利用が低迷し、存続が危ぶまれるローカル鉄道は通学の足としても欠かせない公共交通だ。これからも利用できるようにと、島根の高校生が企画したイベント列車には、Z世代の若者たち約80人が乗車した。12月3日に運行された1日限定の鉄道ツアーに密着した。
高校生3人がイベントを発案・企画
12月3日に島根・出雲市駅のホームに姿を見せたのは、益田(島根)行きの特急列車「スーパーまつかぜ」だ。高校生を中心に、Z世代約80人が乗り込んでいた。「本日は“TRAIN Festa in 山陰本線”にご乗車いただきありがとうございます」という車内アナウンスとともにイベント列車が出発し、特別ツアーが始まった。

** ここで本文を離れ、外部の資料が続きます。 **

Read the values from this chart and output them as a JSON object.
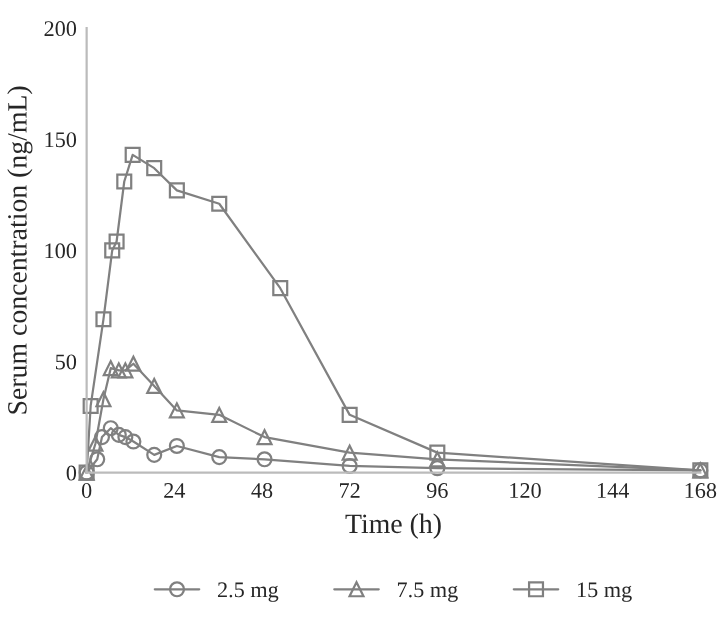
{
  "chart_data": {
    "type": "line",
    "xlabel": "Time (h)",
    "ylabel": "Serum concentration (ng/mL)",
    "xlim": [
      0,
      168
    ],
    "xticks": [
      0,
      24,
      48,
      72,
      96,
      120,
      144,
      168
    ],
    "ylim": [
      0,
      200
    ],
    "yticks": [
      0,
      50,
      100,
      150,
      200
    ],
    "grid": false,
    "legend": "bottom",
    "series": [
      {
        "name": "2.5 mg",
        "color": "#808080",
        "marker": "circle",
        "x": [
          0,
          2.9,
          4.2,
          6.6,
          8.8,
          10.6,
          12.8,
          18.5,
          24.7,
          36.3,
          48.7,
          72,
          96,
          168
        ],
        "values": [
          0,
          6,
          16,
          20,
          17,
          16,
          14,
          8,
          12,
          7,
          6,
          3,
          2,
          1
        ]
      },
      {
        "name": "7.5 mg",
        "color": "#808080",
        "marker": "triangle",
        "x": [
          0,
          2.4,
          4.6,
          6.6,
          8.8,
          10.6,
          12.8,
          18.5,
          24.7,
          36.3,
          48.7,
          72,
          96,
          168
        ],
        "values": [
          0,
          13,
          33,
          47,
          46,
          46,
          49,
          39,
          28,
          26,
          16,
          9,
          6,
          1
        ]
      },
      {
        "name": "15 mg",
        "color": "#808080",
        "marker": "square",
        "x": [
          0,
          1.1,
          4.6,
          7,
          8.2,
          10.3,
          12.6,
          18.5,
          24.7,
          36.3,
          53,
          72,
          96,
          168
        ],
        "values": [
          0,
          30,
          69,
          100,
          104,
          131,
          143,
          137,
          127,
          121,
          83,
          26,
          9,
          1
        ]
      }
    ]
  }
}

この記事の画像(15枚)このイベント列車を発案、企画したのは島根・出雲高校2年生の3人だ。島根県内の高校生が気づいた地域課題の解決や、地域活性化の実現を目指すプロジェクト「しまね未来共創チャレンジ」に応募し、島根県西部・石見地域を走る山陰本線の利用促進に向けたアイデアを提案した。
提案メンバーの1人、高野創さんは「鉄道が今よりもっと若者から興味、関心を集めていくようにする」と訴え、このZ世代ターゲットの列車ツアーを企画した。
提案の背景にあったのは、厳しい経営が続く山陰のローカル線の現状だ。中でも、出雲市 - 益田間の赤字額が2020年度から2022年度の平均で33億円余りと、JR西日本が公表した1日あたりの「輸送密度」が2,000人未満の30線区の中で最も大きかった。
現状を知った提案メンバーは「通学にも利用する鉄道を守りたい」と、9月にJR西日本山陰支社を訪問し、「活性化プロジェクト」への協力を和田昇司副支社長に直談判した。
出雲高校2年・岡本飛和さん:
出雲市 - 益田間は赤字額が大きいが、木次線よりは大丈夫だろうと意識が見え、(対策が)消極的だと高校生たちは感じていて、高校生たちが山陰本線のためにやっているということを知ってもらうことで(大人に)「俺たちもやるか」と思ってもらいたくてこの活動をやろうと思っている
提案した岡本さんは大田市から列車で通学していて、鉄道に対する思いも強い。大人たちの前でも臆することなく、自分たちの思いを伝えた。
JR西日本山陰支社の和田昇司副支社長も、「確かに出雲に住んでいる人、特に高校生、中学生が(山陰本線の)エリア全体を見て歩くことはしてないと思う。かなりのことは協力しようと思う」と高校生の思いを受け止め、協力を約束した。
列車だけでなく特別なイベントも用意
そして、直談判から約3カ月後にイベント列車が実現した。定期運行する特急列車に、イベント用の貸し切り車両2両を増結する形でイベント列車を仕立てた。
車内は、Z世代の若者で満席だ。乗車した若者の多くが通学以外で列車を利用した経験はほとんどないということで、列車の旅を楽しんでもらえる工夫も凝らされた。
その1つがスイーツだ。沿線の大田市や江津市で人気のスイーツを3種類用意して、参加者が選べるようにした。参加者は思い思いに鉄道の旅を満喫し、車内は修学旅行のような雰囲気だ。
出雲市を出て約1時間後に、列車は江津市の波子駅に到着した。列車の旅はここで終了である。歩いて「しまね海洋館アクアス」に向かうと、ここでも特別のイベントが用意されていた。人気のシロイルカパフォーマンスだ。普段はなかなか入ることができないバックヤードから見学した。
今回のツアーで、鉄道を使って特別な体験をした参加者からは、「あまり列車は乗らないので新鮮で良かった」「(コロナ禍で)部活でも修学旅行も遠征がなくなってしまったので、やはり人と外に出るだけで楽しいと痛感した」など好意的な声が聞かれた。
Z世代の力でローカル線を元気に
コロナ禍で学校行事が少なくなっていた高校生にとっては貴重な思い出づくりとなり、そして山陰本線の魅力発見にもつながったようだ。
出雲高校2年・尾添優希さん:
同世代を楽しませるのと鉄道の活性化の両立が難しかったが、良いイベントになったのではと思う
出雲高校2年・岡本飛和さん:
地元のみんなで(鉄道を)盛り上げようという動きが石見にも広がればと思う
「地域の足・鉄道を守りたい」という思いを形にした提案メンバーの3人は、これからもこうしたイベントを企画し、Z世代の力で赤字に悩むローカル路線を元気にしたいと意気込んでいる。